Por si só, já é irreverente que esses dois filmes sobre o Ceará como um “lar estrangeiro” tenham lançamentos brasileiros no mesmo ano, contexto que se torna ainda mais curioso sabendo que em junho tivemos o já citado ‘A Filha do Palhaço’ e que em agosto teremos mais dois: ‘Mais Pesado é o Céu’, do Petrus Cariry, e o badalado ‘Motel Destino’, do Karim Aïnouz. Mesmo ano em que 'Quando eu me encontrar', de Amanda Pontes e Michelline Helena, ganhou sobrevida ao sair premiado do Festival de Cinema de Vitória, pronto para uma bela estreia comercial.

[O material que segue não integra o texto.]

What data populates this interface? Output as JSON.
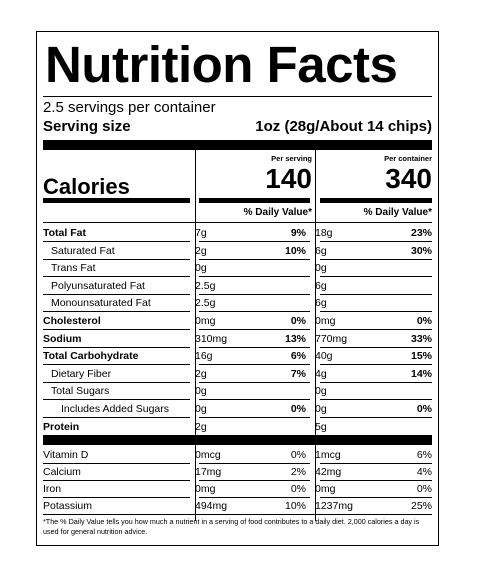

Os ventos são bons para o Cinema Cearense. No recorte desses dois que estão no texto, a viagem pode até nos lembrar o Terra Estrangeira (1995), de Walter Salles e Daniela Thomas, mas sem aquele grande pessimismo dos anos 1990. Diante de todas as tensões políticas vividas por uma Europa cada vez mais simpática à extrema-direita, o Brasil ainda pode ser um bom lugar para estar, ironicamente, para aqueles que têm o cômico privilégio de poder escolher. Apesar dos lutos e das ameaças, das hegemonias e dos labirintos, como este que estamos agora numa eleição municipal perdida, lembramos que um país não é uma coisa, mas aquilo que o rodeia.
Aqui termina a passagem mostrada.